Sex/Nudity: Some mild innuendo. Violence: 12 instances of violence, including news footage of dead bodies from the Vietnam war. Profanity: 7 harsh expressions. Drugs/Alcohol/Tobacco: 3 scenes of smoking.

Haven (R)

Director: Frank E. Flowers. With Orlando Bloom, Bill Paxton, Zoe Saldana. (115 min.)
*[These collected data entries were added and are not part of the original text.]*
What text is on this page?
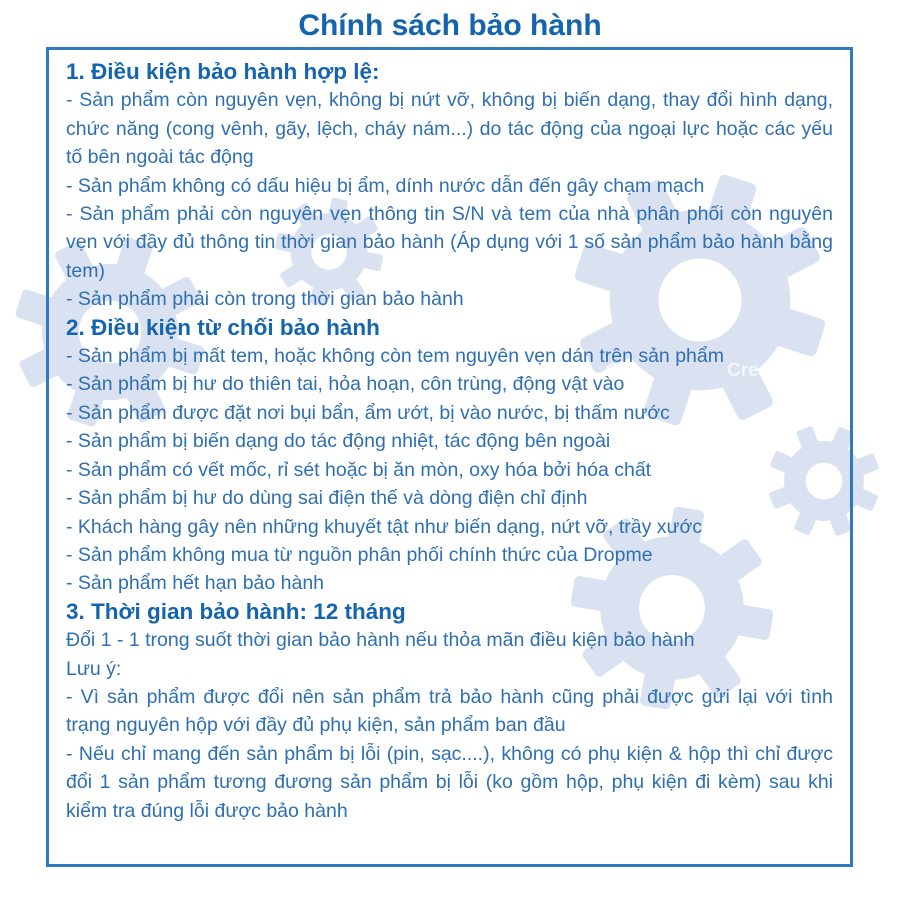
Creati
Chính sách bảo hành
1. Điều kiện bảo hành hợp lệ:

- Sản phẩm còn nguyên vẹn, không bị nứt vỡ, không bị biến dạng, thay đổi hình dạng, chức năng (cong vênh, gãy, lệch, cháy nám...) do tác động của ngoại lực hoặc các yếu tố bên ngoài tác động

- Sản phẩm không có dấu hiệu bị ẩm, dính nước dẫn đến gây chạm mạch

- Sản phẩm phải còn nguyên vẹn thông tin S/N và tem của nhà phân phối còn nguyên vẹn với đầy đủ thông tin thời gian bảo hành (Áp dụng với 1 số sản phẩm bảo hành bằng tem)

- Sản phẩm phải còn trong thời gian bảo hành

2. Điều kiện từ chối bảo hành

- Sản phẩm bị mất tem, hoặc không còn tem nguyên vẹn dán trên sản phẩm

- Sản phẩm bị hư do thiên tai, hỏa hoạn, côn trùng, động vật vào

- Sản phẩm được đặt nơi bụi bẩn, ẩm ướt, bị vào nước, bị thấm nước

- Sản phẩm bị biến dạng do tác động nhiệt, tác động bên ngoài

- Sản phẩm có vết mốc, rỉ sét hoặc bị ăn mòn, oxy hóa bởi hóa chất

- Sản phẩm bị hư do dùng sai điện thế và dòng điện chỉ định

- Khách hàng gây nên những khuyết tật như biến dạng, nứt vỡ, trầy xước

- Sản phẩm không mua từ nguồn phân phối chính thức của Dropme

- Sản phẩm hết hạn bảo hành

3. Thời gian bảo hành: 12 tháng

Đổi 1 - 1 trong suốt thời gian bảo hành nếu thỏa mãn điều kiện bảo hành

Lưu ý:

- Vì sản phẩm được đổi nên sản phẩm trả bảo hành cũng phải được gửi lại với tình trạng nguyên hộp với đầy đủ phụ kiện, sản phẩm ban đầu

- Nếu chỉ mang đến sản phẩm bị lỗi (pin, sạc....), không có phụ kiện & hộp thì chỉ được đổi 1 sản phẩm tương đương sản phẩm bị lỗi (ko gồm hộp, phụ kiện đi kèm) sau khi kiểm tra đúng lỗi được bảo hành
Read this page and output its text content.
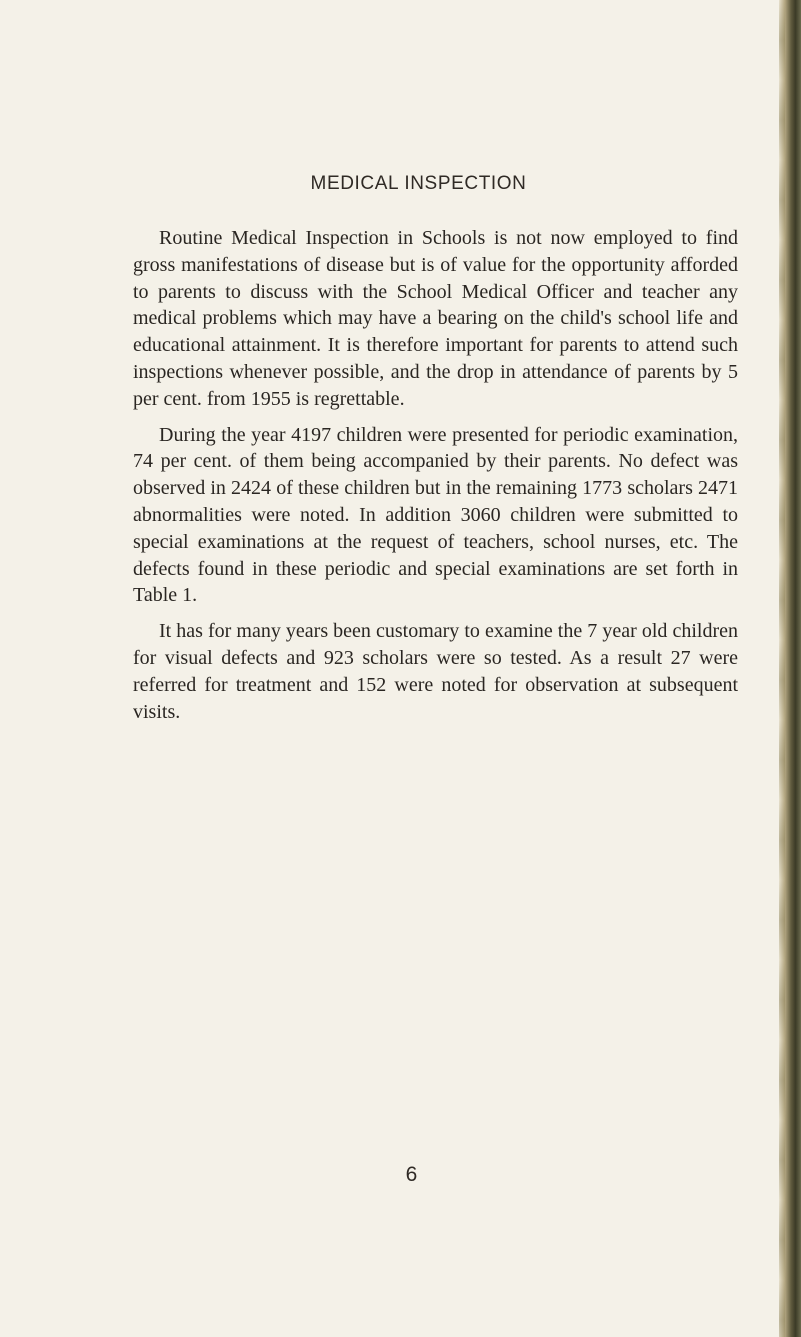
MEDICAL INSPECTION

Routine Medical Inspection in Schools is not now employed to find gross manifestations of disease but is of value for the opportunity afforded to parents to discuss with the School Medical Officer and teacher any medical problems which may have a bearing on the child's school life and educational attainment. It is therefore important for parents to attend such inspections whenever possible, and the drop in attendance of parents by 5 per cent. from 1955 is regrettable.

During the year 4197 children were presented for periodic examination, 74 per cent. of them being accompanied by their parents. No defect was observed in 2424 of these children but in the remaining 1773 scholars 2471 abnormalities were noted. In addition 3060 children were submitted to special examinations at the request of teachers, school nurses, etc. The defects found in these periodic and special examinations are set forth in Table 1.

It has for many years been customary to examine the 7 year old children for visual defects and 923 scholars were so tested. As a result 27 were referred for treatment and 152 were noted for observation at subsequent visits.

6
The tax-exempt Cayman Islands are a sort of Caribbean Swiss bank, but officials are cracking down big-time on shady finances. A professional money launderer (Stephen Dillane) offers to save his skin by informing on a client (Paxton), who has fled there from US investigators. The movie, following what seem at first to be subplots involving small-time hoods and forbidden love, shows how corruption, drug dealing, and racial tension have infected the native population, turning this Eden into a kind of Gomorrah. Flowers's directorial debut is sometimes a little hard to follow, but shows genuine concern and hope for his native land. Grade: B–
– M.K.T

Sex/Nudity: 11 scenes including innuendo and implied sex. Violence: 9 instances of violence, including murder and fights. Profanity: 158 harsh expressions. Drugs/Alcohol/Tobacco: 8 scenes with alcohol, 3 scenes with smoking, 11 scenes with drugs.